Battlestar Galactica

de Ronald Moore, 2003–2008, ****

Boum. Douze pla­nètes, douze attaques simul­ta­nées, douze civi­li­sa­tions détruites.

C’est le point de départ de l’his­toire : les Cylons, être cyber­né­tiques créés par l’homme, sont reve­nus détruire leur créa­teur. Par chance, quelques vais­seaux en voyage spa­tial à ce moment par­viennent à sur­vivre ; regrou­pés en flotte hété­ro­clite, ils naviguent de conserve sous la pro­tec­tion du Galactica, un « bat­tles­tar » vieux d’une qua­ran­taine d’an­nées et proche de la retraite. Objectif : échap­per aux Cylons… et trou­ver une pla­nète habi­table pour leurs cin­quante mil­liers d’occupants.

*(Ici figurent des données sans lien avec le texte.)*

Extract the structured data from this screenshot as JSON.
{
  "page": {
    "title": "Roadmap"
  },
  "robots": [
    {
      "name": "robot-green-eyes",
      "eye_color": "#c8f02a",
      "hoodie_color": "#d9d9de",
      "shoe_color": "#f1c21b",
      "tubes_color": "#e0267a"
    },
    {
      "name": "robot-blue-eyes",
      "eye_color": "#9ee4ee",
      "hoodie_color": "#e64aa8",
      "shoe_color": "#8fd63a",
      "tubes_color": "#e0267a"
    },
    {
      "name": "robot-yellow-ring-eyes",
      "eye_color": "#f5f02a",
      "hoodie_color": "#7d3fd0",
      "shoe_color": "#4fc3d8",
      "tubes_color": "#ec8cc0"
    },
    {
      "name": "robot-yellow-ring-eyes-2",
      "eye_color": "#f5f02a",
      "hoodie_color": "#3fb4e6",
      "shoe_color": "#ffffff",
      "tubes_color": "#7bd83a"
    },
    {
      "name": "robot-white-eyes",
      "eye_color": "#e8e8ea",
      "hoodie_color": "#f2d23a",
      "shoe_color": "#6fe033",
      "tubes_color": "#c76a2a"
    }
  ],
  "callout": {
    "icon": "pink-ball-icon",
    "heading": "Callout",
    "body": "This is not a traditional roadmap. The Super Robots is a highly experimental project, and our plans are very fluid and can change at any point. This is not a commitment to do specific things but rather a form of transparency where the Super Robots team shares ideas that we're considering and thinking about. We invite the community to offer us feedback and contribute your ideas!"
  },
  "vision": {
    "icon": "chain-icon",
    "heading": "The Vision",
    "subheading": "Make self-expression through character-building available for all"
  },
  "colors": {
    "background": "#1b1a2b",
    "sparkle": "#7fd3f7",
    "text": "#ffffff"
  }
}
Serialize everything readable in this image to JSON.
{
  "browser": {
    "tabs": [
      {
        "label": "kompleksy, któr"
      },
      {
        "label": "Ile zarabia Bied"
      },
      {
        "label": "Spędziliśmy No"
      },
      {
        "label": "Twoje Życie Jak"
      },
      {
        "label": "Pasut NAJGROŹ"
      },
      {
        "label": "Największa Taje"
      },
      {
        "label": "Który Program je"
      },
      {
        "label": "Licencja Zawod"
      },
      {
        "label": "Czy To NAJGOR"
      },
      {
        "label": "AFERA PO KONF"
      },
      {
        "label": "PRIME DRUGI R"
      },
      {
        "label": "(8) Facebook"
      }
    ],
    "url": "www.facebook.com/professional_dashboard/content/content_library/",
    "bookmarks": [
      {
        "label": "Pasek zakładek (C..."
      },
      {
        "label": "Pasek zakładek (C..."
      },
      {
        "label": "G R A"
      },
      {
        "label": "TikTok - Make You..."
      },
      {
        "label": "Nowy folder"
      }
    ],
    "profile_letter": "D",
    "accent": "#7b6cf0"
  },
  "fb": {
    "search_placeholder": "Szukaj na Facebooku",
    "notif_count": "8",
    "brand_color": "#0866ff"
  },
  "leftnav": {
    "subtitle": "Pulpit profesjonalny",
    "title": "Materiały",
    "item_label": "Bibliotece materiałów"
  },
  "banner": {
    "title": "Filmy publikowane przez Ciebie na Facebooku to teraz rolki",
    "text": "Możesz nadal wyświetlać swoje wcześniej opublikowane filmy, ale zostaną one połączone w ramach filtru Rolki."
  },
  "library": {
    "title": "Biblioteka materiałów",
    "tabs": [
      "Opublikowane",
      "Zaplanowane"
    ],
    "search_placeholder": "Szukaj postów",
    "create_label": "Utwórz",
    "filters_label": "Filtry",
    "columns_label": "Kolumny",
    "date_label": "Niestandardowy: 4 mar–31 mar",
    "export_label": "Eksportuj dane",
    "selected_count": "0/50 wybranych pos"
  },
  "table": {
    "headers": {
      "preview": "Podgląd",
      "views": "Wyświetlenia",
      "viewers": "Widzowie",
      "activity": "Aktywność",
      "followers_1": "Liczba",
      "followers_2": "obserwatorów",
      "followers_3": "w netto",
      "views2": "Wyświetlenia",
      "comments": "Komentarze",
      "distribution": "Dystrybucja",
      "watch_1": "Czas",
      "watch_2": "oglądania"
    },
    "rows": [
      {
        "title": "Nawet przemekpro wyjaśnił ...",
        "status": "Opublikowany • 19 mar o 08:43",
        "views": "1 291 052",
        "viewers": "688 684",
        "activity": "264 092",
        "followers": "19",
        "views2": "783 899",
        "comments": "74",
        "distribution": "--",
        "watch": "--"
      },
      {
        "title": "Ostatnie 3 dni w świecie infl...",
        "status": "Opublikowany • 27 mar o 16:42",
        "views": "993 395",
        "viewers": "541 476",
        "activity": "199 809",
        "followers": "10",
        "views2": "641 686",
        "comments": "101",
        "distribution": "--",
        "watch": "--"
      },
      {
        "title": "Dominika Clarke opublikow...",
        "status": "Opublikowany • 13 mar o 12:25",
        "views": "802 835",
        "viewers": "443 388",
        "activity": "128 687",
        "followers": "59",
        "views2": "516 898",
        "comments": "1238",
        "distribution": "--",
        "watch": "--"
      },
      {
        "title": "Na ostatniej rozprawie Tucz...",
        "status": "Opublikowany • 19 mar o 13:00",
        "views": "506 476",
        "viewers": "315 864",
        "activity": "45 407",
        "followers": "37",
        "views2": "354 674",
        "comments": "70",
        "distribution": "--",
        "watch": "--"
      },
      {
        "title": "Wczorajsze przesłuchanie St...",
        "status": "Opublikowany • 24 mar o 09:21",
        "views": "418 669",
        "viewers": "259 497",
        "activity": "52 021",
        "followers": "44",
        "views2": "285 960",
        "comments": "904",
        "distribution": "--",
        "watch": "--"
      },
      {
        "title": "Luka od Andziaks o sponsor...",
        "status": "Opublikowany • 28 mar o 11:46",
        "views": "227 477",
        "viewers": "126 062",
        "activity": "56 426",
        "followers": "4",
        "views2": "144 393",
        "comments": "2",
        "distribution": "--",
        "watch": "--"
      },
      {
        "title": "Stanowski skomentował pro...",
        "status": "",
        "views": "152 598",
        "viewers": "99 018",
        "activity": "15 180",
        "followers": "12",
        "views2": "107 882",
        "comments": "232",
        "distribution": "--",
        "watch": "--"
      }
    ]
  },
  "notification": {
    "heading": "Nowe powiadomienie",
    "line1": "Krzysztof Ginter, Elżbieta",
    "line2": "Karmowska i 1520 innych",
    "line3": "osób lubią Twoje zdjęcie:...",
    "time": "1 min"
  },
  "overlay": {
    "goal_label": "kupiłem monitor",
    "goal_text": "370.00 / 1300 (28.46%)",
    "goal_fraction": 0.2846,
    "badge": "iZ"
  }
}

La SF a connu deux âges. Celui où tout est propre et moderne, sym­bo­li­sée par Star trek, témoin d’un pro­grès qui change les choses pour le meilleur ; et celui où tout est crade et déglin­gué, lan­cée par Alien, le hui­tième pas­sa­ger et mon­trant que si les moyens changent, la nature humaine se charge de tout trans­for­mer en poubelle.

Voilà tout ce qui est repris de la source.